A San Pablo gang member shot and killed two young men last weekend on a busy footpath in downtown Pinole because one of them was wearing a color claimed by a rival street gang, authorities said Tuesday.

But the victims, 18-year-old David Gregory of Hercules and 21-year-old Darren Kretchmar of Pinole, weren't in a gang. Gregory was simply wearing a red shirt, authorities said.

"I can't imagine a more callous and trivial motive," said Contra Costa County prosecutor Harold Jewett, who heads his office's homicide team.

Jewett filed two murder charges Tuesday against Daniel Ruiz, 25, which make him eligible for the death penalty. He is scheduled to be arraigned today in Martinez.

Jewett said Ruiz, who has a criminal record and extensive gang tattoos, is a member of the Sureño gang, which claims the color blue and is in a long, bloody rivalry with the Norteños, who claim red.

Just before 6:45 p.m. Saturday, Ruiz and a young woman, who were arm in arm, walked up to the victims and two other friends as they drank beer under a wooden train trestle just outside Fernandez Park, a city gathering place. Kretchmar lived nearby.

Ruiz said to Gregory, "What's up, homey?" and then almost immediately opened fire with a .380-caliber handgun, Jewett said. He shot Gregory in the head from close range, then shot Kretchmar twice in the head, and finally shot 19-year-old Richard Male of Pinole in the upper body, puncturing a lung, Jewett said.

Male and a young woman survived the shooting. Ruiz, who is also charged with attempted murder for shooting Male, was soon arrested while trying to hide in a nearby backyard. The woman who was with him has not been located, nor has the gun, police said.

Ruiz had been carrying a photograph of a Sureño member who had been killed recently and appears to have killed Gregory and Kretchmar -- who were strangers -- in retaliation, Jewett said.

"I'm pissed.

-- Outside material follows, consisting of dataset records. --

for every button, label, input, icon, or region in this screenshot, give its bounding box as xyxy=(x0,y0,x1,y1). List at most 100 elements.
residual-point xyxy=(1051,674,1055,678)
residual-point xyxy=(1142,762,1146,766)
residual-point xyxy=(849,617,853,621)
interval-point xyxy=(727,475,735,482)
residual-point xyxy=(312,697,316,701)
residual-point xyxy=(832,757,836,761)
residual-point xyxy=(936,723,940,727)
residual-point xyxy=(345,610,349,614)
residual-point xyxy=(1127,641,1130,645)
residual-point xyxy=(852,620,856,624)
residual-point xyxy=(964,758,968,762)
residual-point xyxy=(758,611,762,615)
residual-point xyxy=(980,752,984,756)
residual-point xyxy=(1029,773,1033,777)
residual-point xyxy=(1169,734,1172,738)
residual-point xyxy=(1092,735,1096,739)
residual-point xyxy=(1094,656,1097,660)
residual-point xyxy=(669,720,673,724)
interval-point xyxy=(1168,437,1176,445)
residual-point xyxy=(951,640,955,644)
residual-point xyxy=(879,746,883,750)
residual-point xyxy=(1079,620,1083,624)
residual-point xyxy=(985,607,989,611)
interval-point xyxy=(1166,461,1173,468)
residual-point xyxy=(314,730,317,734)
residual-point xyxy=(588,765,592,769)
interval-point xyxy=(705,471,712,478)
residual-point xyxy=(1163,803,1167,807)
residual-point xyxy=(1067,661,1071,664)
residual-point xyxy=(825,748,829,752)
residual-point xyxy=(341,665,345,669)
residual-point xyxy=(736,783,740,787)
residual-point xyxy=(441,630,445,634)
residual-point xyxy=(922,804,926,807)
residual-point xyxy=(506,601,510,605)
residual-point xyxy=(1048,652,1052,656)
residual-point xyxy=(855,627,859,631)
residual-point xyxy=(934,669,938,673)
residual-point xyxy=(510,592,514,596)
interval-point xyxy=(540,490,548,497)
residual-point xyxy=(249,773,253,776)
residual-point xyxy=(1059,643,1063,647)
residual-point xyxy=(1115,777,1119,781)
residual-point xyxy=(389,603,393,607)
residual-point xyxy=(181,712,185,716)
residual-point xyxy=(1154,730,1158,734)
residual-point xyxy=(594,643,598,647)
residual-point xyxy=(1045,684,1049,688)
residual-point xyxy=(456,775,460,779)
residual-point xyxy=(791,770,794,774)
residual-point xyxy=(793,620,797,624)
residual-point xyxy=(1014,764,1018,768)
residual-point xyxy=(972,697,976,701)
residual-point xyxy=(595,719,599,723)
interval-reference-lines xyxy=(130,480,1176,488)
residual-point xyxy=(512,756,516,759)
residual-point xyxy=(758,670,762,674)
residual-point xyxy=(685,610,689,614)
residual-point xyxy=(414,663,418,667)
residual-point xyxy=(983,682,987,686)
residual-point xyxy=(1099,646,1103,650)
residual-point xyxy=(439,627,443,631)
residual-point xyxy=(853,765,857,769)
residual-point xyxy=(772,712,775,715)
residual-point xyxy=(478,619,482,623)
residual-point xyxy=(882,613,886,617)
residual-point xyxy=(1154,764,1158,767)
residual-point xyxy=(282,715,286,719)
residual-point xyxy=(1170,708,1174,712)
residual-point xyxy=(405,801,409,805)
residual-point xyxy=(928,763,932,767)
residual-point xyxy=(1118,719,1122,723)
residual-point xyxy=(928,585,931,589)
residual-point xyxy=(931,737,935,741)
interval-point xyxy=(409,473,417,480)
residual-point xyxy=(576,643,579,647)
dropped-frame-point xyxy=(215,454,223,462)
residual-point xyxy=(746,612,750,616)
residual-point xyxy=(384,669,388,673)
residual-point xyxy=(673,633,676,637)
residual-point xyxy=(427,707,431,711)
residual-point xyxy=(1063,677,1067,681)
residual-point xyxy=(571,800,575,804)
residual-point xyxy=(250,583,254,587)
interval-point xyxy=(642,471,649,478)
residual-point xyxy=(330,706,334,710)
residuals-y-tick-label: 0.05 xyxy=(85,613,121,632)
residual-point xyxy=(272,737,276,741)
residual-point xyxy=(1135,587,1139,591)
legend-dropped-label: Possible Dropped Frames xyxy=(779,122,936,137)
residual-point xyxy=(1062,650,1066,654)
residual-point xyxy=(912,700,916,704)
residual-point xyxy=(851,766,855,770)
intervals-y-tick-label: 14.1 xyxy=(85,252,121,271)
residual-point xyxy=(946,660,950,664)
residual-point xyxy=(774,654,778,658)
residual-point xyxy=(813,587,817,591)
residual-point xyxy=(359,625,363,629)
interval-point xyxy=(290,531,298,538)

I'm furious. I can't believe it," Kretchmar's sister, Diana Basham, said Tuesday. "He walked through the park and randomly chose who he was going to kill that day."

Sureños, or southerners, and Norteños, or northerners, are offshoots and loose affiliates of two Latino prison gangs that have been at war since the late 1960s. Each of the victims in Pinole was white.

There are few statistics on the number of crimes committed by Bay Area Norteños and Sureños. But law-enforcement officers say they have seen a trend toward younger members and an increase in the intensity of violence.